Nursing progress notes on March 19, 2024 indicated that Resident R1 was sent to the hospital in the morning from the dialysis unit because upon arrival to the dialysis center Resident R1 presented with experiencing a pseudoseizure.

Nursing progress notes on April 5, 2024 indicated that Resident R1 refused to take all medications. There was no documentation to indicate that the director of nursing or the physician were notified of the resident's refusal of all medications. The resident refused the 9:00 a.m., levetiracetam (used to treat pseudo seizure disorder) and 9:00am., carvedilol (used to treat cardiovascular disease). Resident R1 was transported to the dialysis center on April 5, 2024 for hemodialysis treatment. Review of nursing note dated April 5, 2024 revelaed that the resident was transferred from the dialysis center to the hospital on April 5, 2024 due to signs and symptoms of unresponsiveness and syncope.

Interview with Employee E2, Director of Nursing, at 10:00 a.m., on April 9, 2024 revealed that there were no policies and procedures collaborated with the dialysis center to ensure that Resident R1 was arriving to the dialysis center with the 500 mg of Levetiracetam. The Director of Nursing was not assured that Resident R1 was receiving this medication or holding on to the medication to use at another time .

Interview with Employee E2, Director of Nursing at 11:00 a.m., on April 9, 2024 revealed that the facility and dialysis center had no record of what was happening with the medication Levetiracetam that was supposed to be delivered by the resident to the dialysis center during the entire months of March and April, 2024. The Director of Nursing, Employee E2, confirmed during an interview at 11:30 a.m., that the facility failed to ensure that Resident R1 received medications as ordered by the physician during the months of March and April, 2024, according to professional standards of practice for safe administration and security of medications on hemodialysis days.

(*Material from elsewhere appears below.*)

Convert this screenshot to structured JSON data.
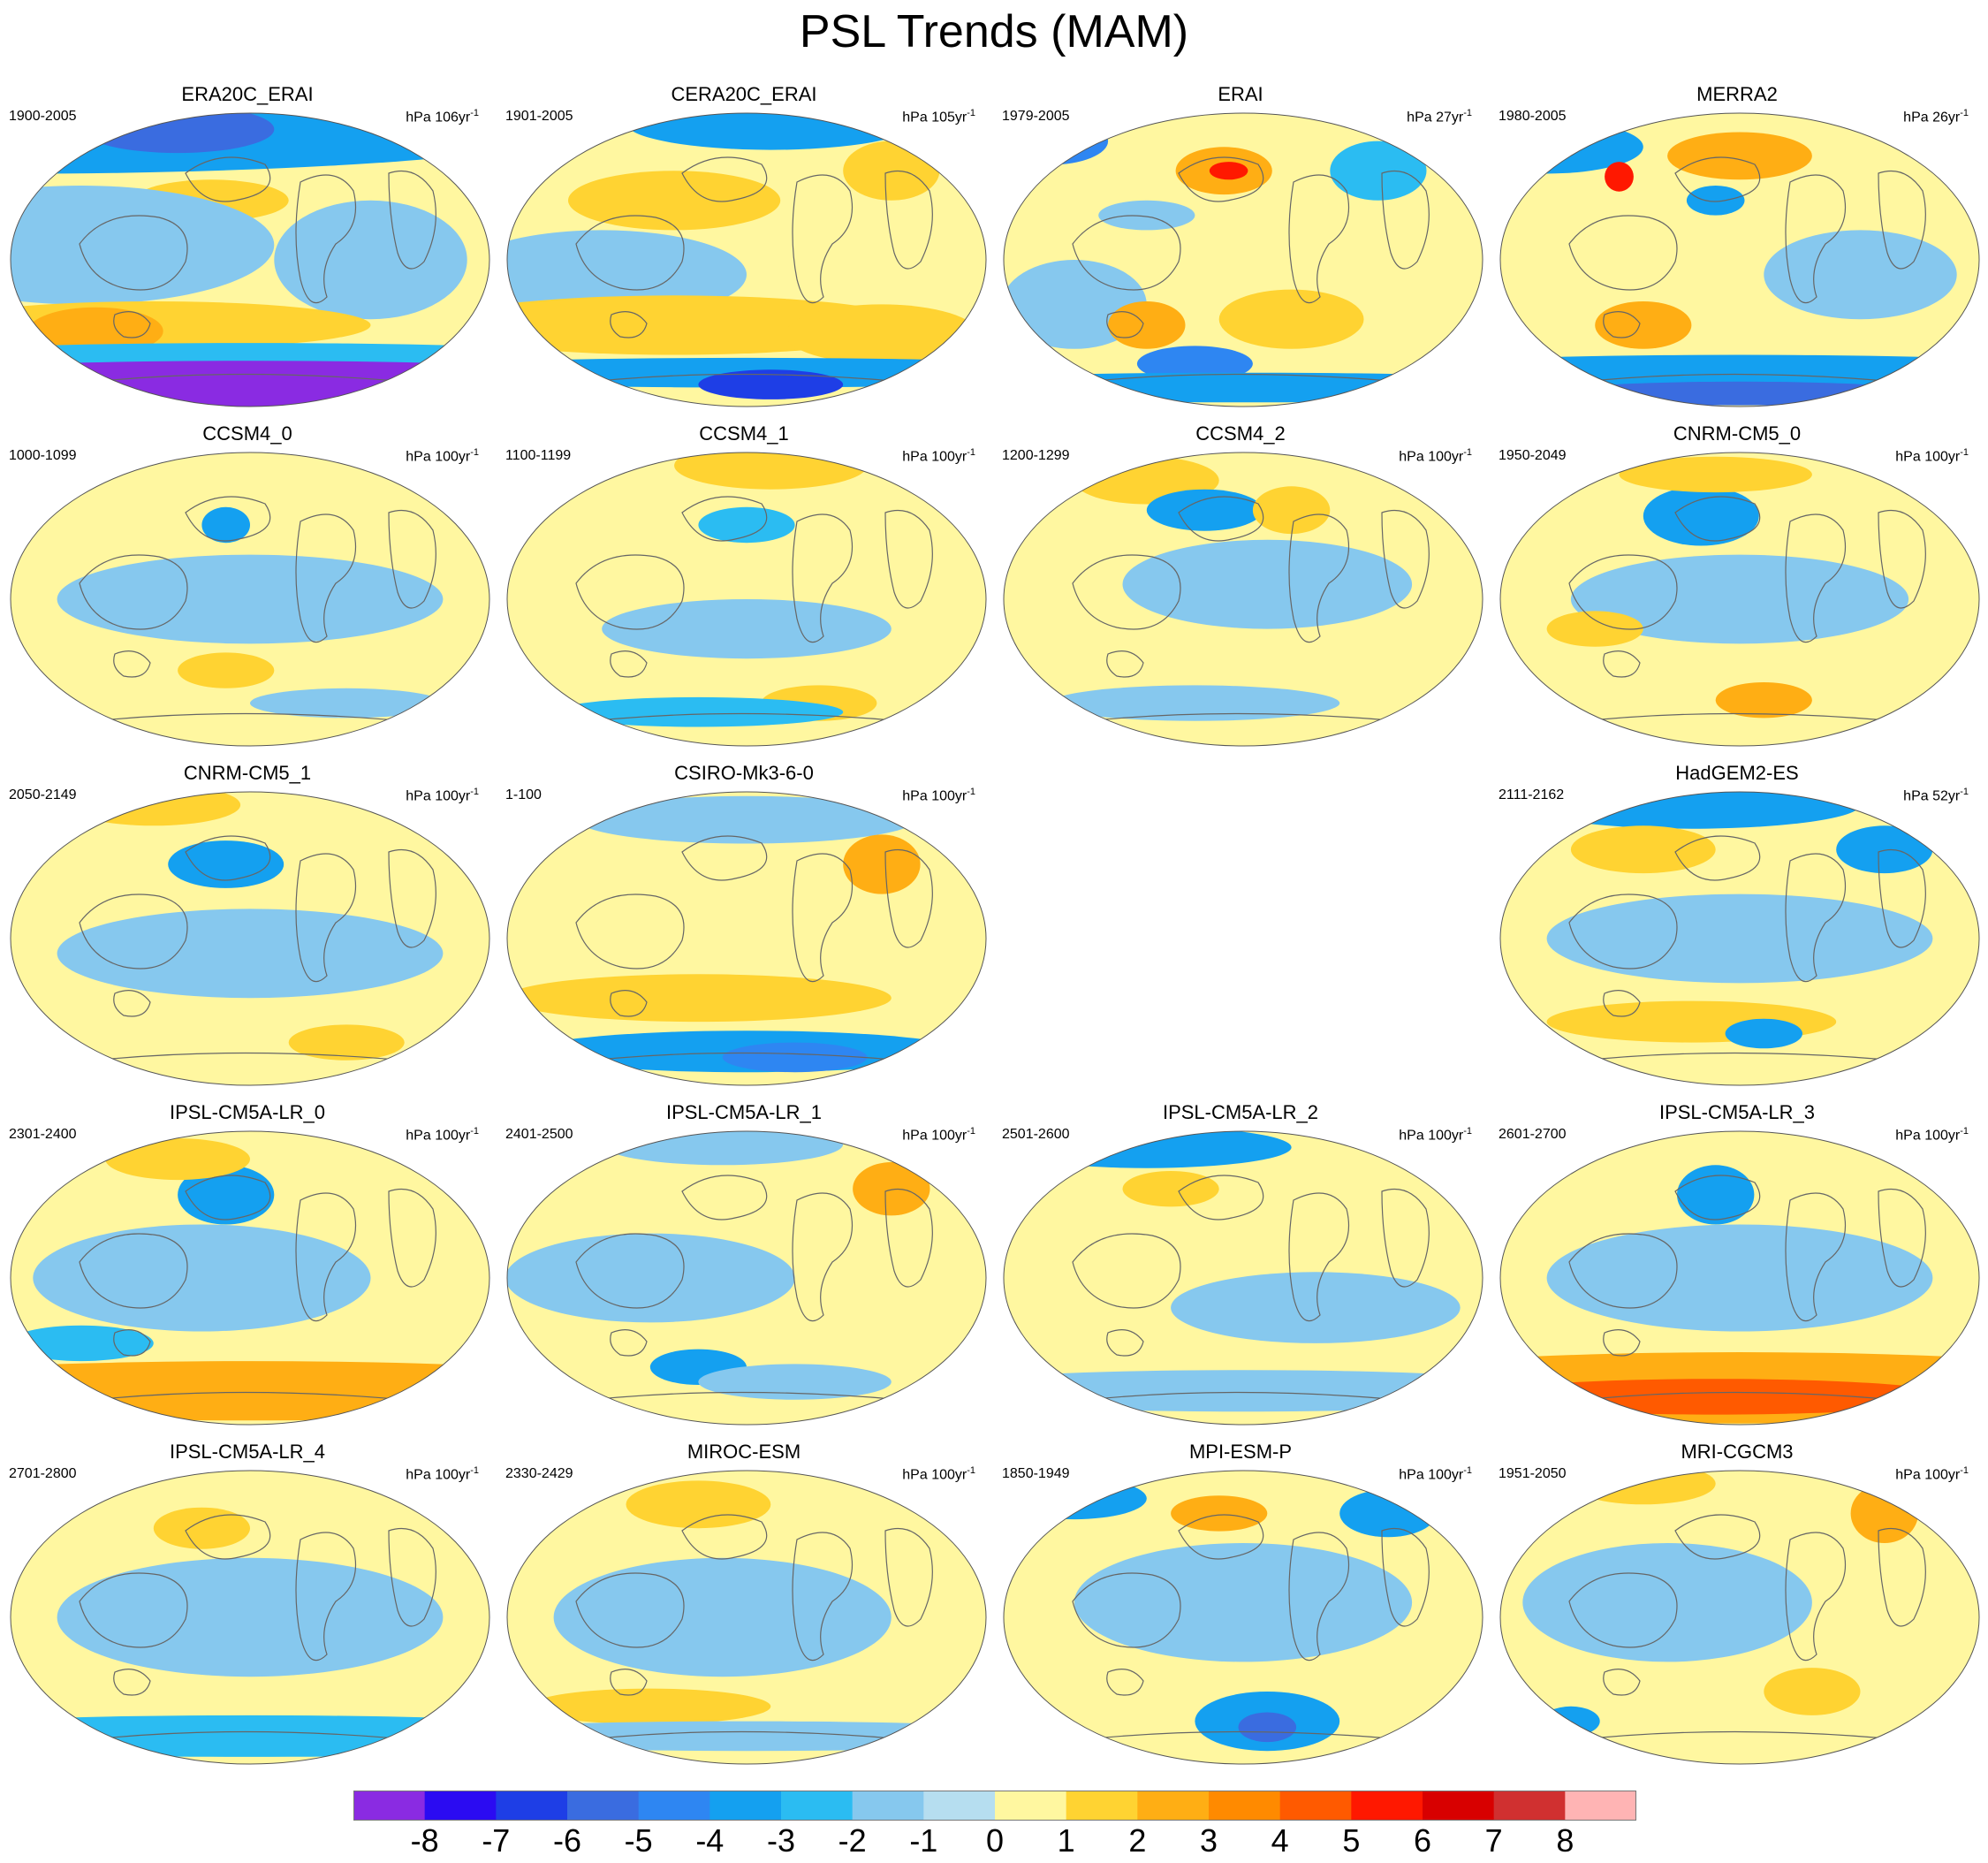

28 PA. Code 211.12(b)(c)(d)(1)(2)(3)(5) Nursing services

28 PA. Code 211.10(a)(c)(d) Resident care policies

28 PA. Code 211.9(a)(1)(b)(c)(d) Pharmacy services

28 PA. Code 201.21(c) Use of outside resources

28 PA. Code 201.18(b)(1)(3) Management




 Plan of Correction - To be completed: 05/02/2024

A. Resident R1 had a medication change and med will now be given at the community.
B. Medication orders for all Residents receiving dialysis were reviewed for any self-administrated medications.
C. Nurses were re-in serviced regarding the policy for Resident self-administration of medications.
D. Audits of all Residents receiving dialysis will be reviewed weekly x 4, monthly x 2 with results being reported thru community QUAPI/SQAPE programs.